Bienvenue sur ces rivages oniriques !

Bienvenue sur ces rivages oniriques !

Rivages oniriques est un blog consacré aux cultures de l’Imaginaire (fantasy, fantastique, science-fiction) et aux cultures de genre (historique, thriller, épouvante…).

Vous y trouverez donc de nombreuses chroniques littéraires, mais aussi des critiques de films, de séries télévisées, d’expositions… et bien d’autres choses encore, toutes liées, de près ou de loin, à ces genres qui nous font rêver, vibrer, cauchemarder, et nous aventurer loin du territoire familier de notre quotidien.

Nous espérons que vous serez nombreux à nous rendre visite.

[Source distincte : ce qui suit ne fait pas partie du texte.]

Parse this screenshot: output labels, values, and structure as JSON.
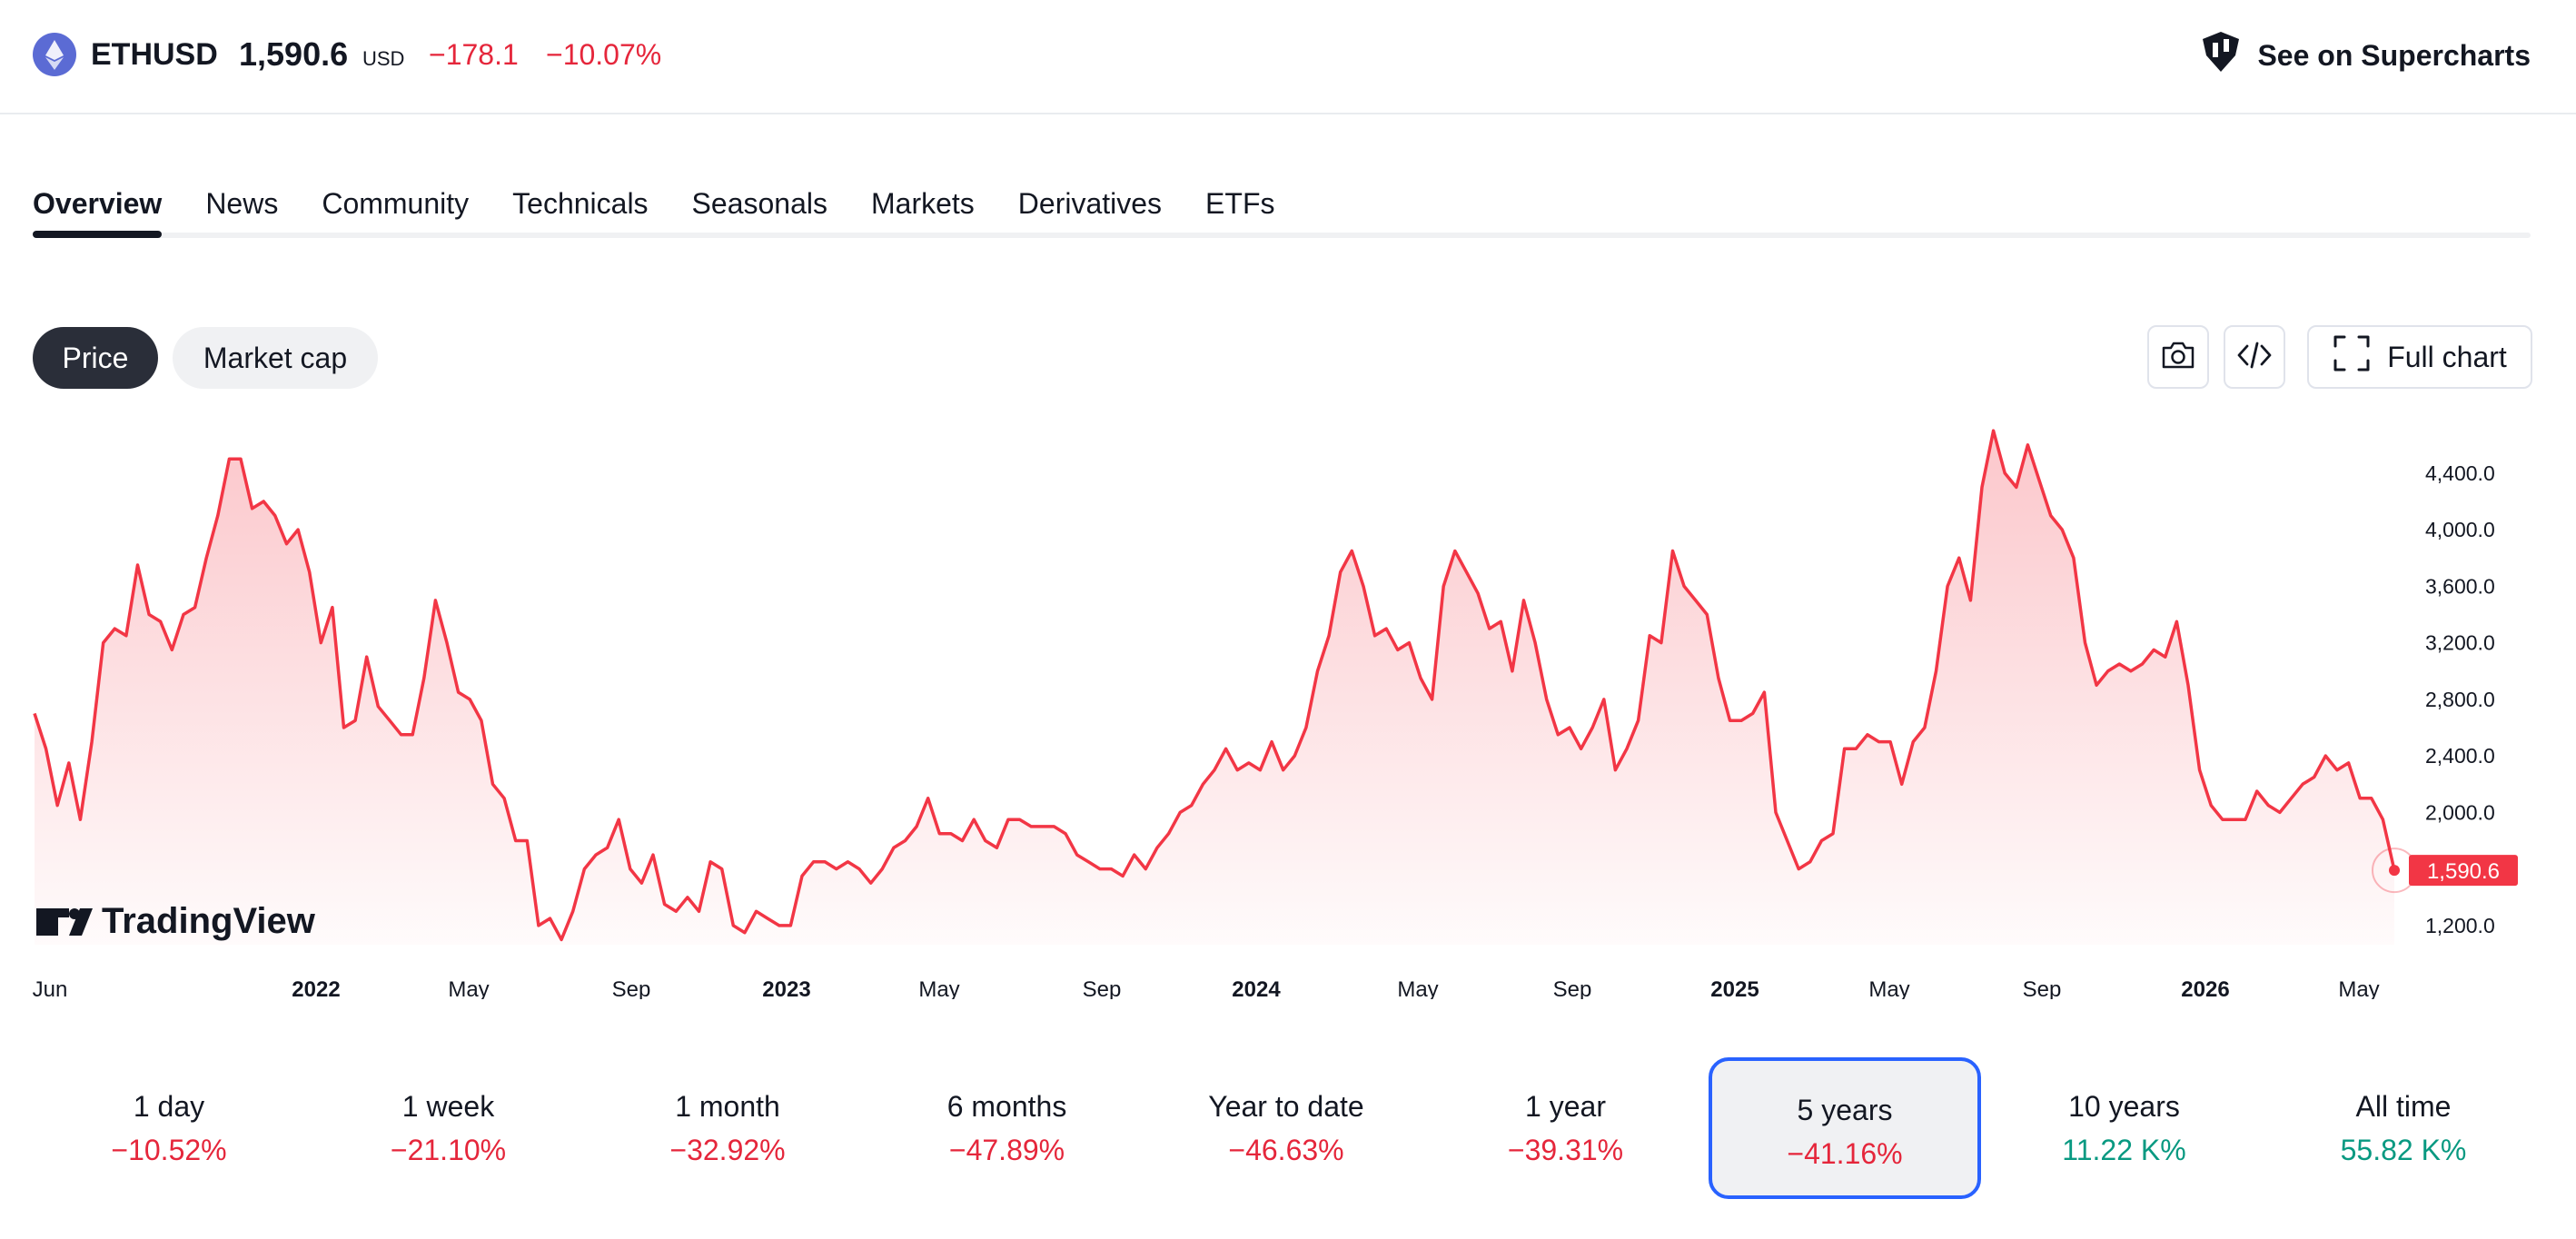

Et, surtout, n’hésitez pas à laisser une trace de votre passage, à donner vous-mêmes vos avis ou vos conseils de lecture, de visionnage, d’écoute ou d’incursion…

Très bonne visite !

mercredi 10 février 2016

L’Archipel des Numinées

trilogie regroupant les tomes Arachnae, Cytheriae et Matricia

de Charlotte Bousquet (éditions Mnémos)


Résumé :
Arachnae, Cytheriae, Matricia… trois principautés de l’Archipel des Numinées, où le faste côtoie le sordide, où la beauté et l’innocence sont jetées en pâture au vice et à la débauche. Trois cités-États placées sous le joug de la Triple Déesse et en proie à un mal qui se répand, pernicieux : Kebahil. Plus ancien que les créatures monstrueuses qui sillonnent l’Archipel. Plus puissant que les Moires, ces incarnations terrestres de la Triple Déesse. Plus noir que les plus sombres secrets des hommes.
Se jouant aussi bien des humains que des démons ordinaires, Kebahil tire les ficelles de ceux qu’il corrompt, tristes marionnettes au service de son terrible dessein : détruire l’Archipel, asservir l’humanité, renverser celle qui, dans tous les Numinées, tisse la trame du Destin…
Une lutte sans merci s’engage, dont l’issue est incertaine. Dans cette guerre contre le Mal, chaque victoire est accompagnée d’un prix… mais celui de la défaite serait encore plus élevé.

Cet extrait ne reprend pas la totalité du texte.